Back then, however, investors could borrow up to 90
percent of a stock's value, compared with 50 percent
today.
"Usually, when you have a stock market mania, it's
driven largely by individual investors borrowing money
to buy stocks at prices that are too high," said Hugh
Johnson, chief investment officer at First Albany. "And
usually, when a bubble becomes unwound, it's because
of margin calls."
Johnson added that when investors take money out
of one sector to meet their margin calls, it usually spills
over into the general market as investors sell other
stocks in their portfolios. Hence, the Dow Jones
industrial average plummeted 235.23 points Thursday.

Warning signs

Last November, a number of brokerages - including
Charles Schwab Corp. (SCH), Salomon Smith Barney
and Donaldson, Lufkin & Jenrette (DLJ), imposed new
margin-buying restrictions on certain securities.

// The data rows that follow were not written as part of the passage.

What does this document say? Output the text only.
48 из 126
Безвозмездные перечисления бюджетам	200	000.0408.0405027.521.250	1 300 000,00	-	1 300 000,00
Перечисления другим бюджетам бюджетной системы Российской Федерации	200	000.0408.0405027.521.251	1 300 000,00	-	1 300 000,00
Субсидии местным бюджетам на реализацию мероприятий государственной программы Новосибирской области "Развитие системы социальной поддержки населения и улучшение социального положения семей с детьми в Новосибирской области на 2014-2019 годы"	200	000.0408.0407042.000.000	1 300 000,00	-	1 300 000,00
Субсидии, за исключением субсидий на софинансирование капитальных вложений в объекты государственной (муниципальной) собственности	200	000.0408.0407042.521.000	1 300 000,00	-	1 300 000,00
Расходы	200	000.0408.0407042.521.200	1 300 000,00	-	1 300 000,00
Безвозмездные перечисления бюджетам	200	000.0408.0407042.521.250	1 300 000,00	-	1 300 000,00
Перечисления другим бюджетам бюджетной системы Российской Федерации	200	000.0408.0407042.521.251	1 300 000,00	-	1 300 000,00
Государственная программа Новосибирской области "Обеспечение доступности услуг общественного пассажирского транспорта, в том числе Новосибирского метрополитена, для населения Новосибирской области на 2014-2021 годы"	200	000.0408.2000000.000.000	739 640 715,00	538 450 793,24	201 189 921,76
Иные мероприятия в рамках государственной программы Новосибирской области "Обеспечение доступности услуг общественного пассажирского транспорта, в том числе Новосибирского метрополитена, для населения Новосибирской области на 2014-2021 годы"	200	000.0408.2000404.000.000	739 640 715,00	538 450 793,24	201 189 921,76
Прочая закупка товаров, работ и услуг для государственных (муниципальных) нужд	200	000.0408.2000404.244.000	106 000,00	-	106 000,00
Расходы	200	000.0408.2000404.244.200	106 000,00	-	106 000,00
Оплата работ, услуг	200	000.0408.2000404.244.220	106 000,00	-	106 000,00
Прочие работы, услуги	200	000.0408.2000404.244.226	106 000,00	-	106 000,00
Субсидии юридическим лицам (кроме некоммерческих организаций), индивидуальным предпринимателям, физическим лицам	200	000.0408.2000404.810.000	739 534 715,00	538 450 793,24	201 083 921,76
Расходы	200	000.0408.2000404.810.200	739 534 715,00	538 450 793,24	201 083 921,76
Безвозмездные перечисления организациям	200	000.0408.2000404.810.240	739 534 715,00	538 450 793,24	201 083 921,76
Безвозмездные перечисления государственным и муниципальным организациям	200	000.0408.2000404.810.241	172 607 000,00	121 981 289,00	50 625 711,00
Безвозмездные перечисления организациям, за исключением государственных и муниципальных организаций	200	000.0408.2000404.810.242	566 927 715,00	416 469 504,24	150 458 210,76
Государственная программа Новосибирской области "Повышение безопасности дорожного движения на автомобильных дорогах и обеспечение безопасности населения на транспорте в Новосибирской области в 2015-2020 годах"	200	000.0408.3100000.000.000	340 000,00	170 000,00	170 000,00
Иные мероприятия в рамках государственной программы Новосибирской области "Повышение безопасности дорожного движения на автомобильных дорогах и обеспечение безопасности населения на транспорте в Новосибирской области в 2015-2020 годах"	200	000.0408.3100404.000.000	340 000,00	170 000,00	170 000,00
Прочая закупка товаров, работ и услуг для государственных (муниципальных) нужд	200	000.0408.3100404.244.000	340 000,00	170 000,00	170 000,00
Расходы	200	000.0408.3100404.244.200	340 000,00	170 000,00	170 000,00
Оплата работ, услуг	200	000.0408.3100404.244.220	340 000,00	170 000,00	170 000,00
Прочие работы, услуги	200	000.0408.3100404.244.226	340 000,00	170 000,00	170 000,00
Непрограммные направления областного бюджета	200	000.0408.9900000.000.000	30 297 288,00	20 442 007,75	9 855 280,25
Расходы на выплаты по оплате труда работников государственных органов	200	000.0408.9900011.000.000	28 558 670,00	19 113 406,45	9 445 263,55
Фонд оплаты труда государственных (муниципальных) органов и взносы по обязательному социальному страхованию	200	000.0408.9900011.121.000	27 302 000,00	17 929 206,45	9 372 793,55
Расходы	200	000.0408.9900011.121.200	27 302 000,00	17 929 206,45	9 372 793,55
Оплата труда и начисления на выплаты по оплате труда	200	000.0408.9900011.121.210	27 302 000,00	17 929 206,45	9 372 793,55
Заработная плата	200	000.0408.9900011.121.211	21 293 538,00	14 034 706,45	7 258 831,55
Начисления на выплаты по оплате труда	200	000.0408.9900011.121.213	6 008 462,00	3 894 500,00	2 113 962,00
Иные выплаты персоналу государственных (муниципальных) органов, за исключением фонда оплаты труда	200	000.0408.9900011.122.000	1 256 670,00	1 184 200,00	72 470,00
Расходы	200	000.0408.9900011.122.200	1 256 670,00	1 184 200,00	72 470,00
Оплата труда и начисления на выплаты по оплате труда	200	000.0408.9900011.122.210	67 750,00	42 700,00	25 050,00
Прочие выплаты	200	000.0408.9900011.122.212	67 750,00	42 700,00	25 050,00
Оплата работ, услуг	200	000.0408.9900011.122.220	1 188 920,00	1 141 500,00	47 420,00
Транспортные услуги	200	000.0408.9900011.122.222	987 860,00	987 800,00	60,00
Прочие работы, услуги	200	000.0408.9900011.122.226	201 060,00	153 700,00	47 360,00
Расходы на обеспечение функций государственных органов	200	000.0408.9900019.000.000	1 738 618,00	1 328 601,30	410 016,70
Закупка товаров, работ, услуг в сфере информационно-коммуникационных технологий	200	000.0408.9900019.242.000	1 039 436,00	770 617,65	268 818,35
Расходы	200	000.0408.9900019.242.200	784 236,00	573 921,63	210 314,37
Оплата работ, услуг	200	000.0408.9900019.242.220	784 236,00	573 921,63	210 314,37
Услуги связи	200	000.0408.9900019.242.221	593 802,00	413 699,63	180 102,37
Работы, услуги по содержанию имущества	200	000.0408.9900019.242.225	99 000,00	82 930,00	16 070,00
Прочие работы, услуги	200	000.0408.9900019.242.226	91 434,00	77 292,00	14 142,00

"That was a signal that we were headed toward
distress," Johnson said.
Nevertheless, Johnson said he "never got the
impression that margin debt was part of the support for
Internet stocks until the last two months."
The excessive valuations assigned to many Internet
stocks and the hype surrounding the sector helped fuel
the current scenario.
"These stocks are so extraordinarily overvalued, and
a lot of debt was built up to buy them," Johnson said.
"Everybody became a believer and had to be on board."
Over the last few days, Internet chat rooms have
been buzzing with investors who received margin calls
from their brokers, many using various four-letter words
to communicate their frustration over the prospect of
losing lots of money.
"I just got the dreaded call from my broker," one
investor wrote. "My wife is going to leave me, I just
know it. How could such a great situation turn so bad so
fast. I'm ruined!"
Unfortunately, Johnson said, there isn't much
investors can do to escape the double bind of losing
money from falling stock prices and having to meet
margin calls.
What typically happens under this scenario, however,
is that investors tend to shy away from buying on
margin for a while.
"Usually what happens is that it really reduces the
appetite of investors to borrow money to buy stocks for
years," Johnson said. "Not months - years."